Continuous Improvement
Regular Reviews
We conduct regular reviews of our AI governance practices:
- Quarterly: AI performance metrics and bias audits
- Semi-annually: Security assessments and cybercrime trend analysis
- Annually: Comprehensive AI governance framework review
- Ongoing: Customer feedback integration and incident analysis
Staying Current
We monitor developments in AI governance globally:
- Singapore: PDPC Model AI Governance Framework updates
- European Union: EU AI Act and related regulations
- International: OECD AI Principles, UNESCO AI Ethics recommendations
- Industry: Best practices from leading AI companies and researchers
- Media: Our own VSP Consortium tracks AI scraping and other contentious issues
Commitment to Transparency
We will update this Ethical AI Statement as our practices evolve and as new governance frameworks emerge. Material changes will be communicated to customers at least 30 days in advance.
Stakeholder Engagement
For Customers
You have the right to:
- Understand how our AI systems work
- Configure AI behavior to meet your needs
- Provide feedback on AI performance
- Request human review of AI decisions
- Access documentation and support
How to engage:
- Email: ai-ethics@chatbar-ai.com
- Dashboard: Submit feedback via ChatBar AI Dashboard
- Support: Contact our support team for AI-related questions
For End Users (Your Customers)
ChatBar AI is designed to:
- Provide helpful, accurate responses
- Respect privacy (no personal data collection)

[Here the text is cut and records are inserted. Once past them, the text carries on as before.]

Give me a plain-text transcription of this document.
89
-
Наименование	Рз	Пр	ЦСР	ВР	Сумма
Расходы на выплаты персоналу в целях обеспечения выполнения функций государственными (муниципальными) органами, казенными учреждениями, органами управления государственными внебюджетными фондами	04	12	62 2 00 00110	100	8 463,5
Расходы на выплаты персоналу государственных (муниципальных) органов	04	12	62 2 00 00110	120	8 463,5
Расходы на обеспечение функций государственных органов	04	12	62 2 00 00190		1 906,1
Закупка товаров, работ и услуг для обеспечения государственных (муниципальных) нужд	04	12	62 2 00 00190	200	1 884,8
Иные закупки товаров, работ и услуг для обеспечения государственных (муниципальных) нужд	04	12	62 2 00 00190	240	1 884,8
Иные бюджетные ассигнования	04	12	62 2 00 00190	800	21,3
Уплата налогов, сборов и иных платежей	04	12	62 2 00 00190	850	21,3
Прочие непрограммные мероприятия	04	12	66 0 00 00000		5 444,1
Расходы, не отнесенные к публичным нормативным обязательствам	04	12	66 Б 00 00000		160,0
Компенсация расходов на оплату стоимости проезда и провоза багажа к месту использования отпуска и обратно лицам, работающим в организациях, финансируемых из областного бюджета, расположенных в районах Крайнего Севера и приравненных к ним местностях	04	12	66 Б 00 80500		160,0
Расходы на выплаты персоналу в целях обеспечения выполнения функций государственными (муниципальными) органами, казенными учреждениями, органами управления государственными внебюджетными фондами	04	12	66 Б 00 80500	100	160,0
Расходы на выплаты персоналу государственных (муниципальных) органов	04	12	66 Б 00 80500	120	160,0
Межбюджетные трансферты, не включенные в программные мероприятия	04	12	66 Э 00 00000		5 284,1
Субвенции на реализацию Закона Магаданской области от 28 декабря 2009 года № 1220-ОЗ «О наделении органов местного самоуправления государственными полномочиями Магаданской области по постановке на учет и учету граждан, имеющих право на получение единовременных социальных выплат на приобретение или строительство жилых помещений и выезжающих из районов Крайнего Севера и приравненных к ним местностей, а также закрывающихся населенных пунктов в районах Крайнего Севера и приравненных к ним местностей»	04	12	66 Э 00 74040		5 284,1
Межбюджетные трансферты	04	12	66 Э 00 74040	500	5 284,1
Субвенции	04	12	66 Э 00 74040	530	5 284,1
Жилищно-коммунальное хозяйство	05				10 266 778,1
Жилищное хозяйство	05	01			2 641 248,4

- Escalate to human support when needed
- Operate transparently (users know they’re talking to AI)
If you configure ChatBar AI to collect personal information:
- You are responsible for obtaining appropriate consent
- You must provide privacy notices to your users
- You must honor data subject rights requests
- You must comply with applicable privacy laws
For Regulators and Auditors
We welcome engagement with:
- Data protection authorities
- AI governance bodies
- Independent auditors
- Academic researchers
We can provide:
- Detailed documentation of AI governance practices
- Evidence of compliance with MAIG principles
- Security certifications and audit reports
- Incident response procedures and records
- Contact: compliance@chatbar-ai.com
Accountability and Contact
Responsible Parties
Overall AI Governance:
- Mistry, Chief Compliance Officer
Email: c.mistry@chatbar-ai.com
Technical Accountability:
Brod Justice, Co-Founder, CTO & Lead Full-Stack Developer
Email: brod.justice@chatbar-ai.com
AI Ethics Inquiries:
Email: ai-ethics@chatbar-ai.com
Response time: 5 business days
Security Incidents:
Email: security@chatbar-ai.com
Response time: 24 hours (1 hour for critical incidents)
Additional Resources
- Trust Centre: chatbar-ai.com/built-for-trust
- Privacy Policy: chatbar-ai.com/privacy
- Security Documentation: chatbar-ai.com/security
- Terms of Service: chatbar-ai.com/terms
External References:
- Singapore Model AI Governance Framework
- Model AI Governance Framework for Generative AI (2024)
- AI Verify Foundation
Document Version: 1.0
Last Updated: October 30, 2025
Next Review: January 30, 2026
Framework Alignment: Singapore Model AI Governance Framework (Second Edition, 2020) & Model AI Governance Framework for Generative AI (2024).
This Ethical AI Statement demonstrates ChatBar AI’s commitment to responsible AI development and deployment in accordance with Singapore’s Model AI Governance Framework. For binding contractual terms, please refer to your executed agreement with ChatBar AI Pte Ltd.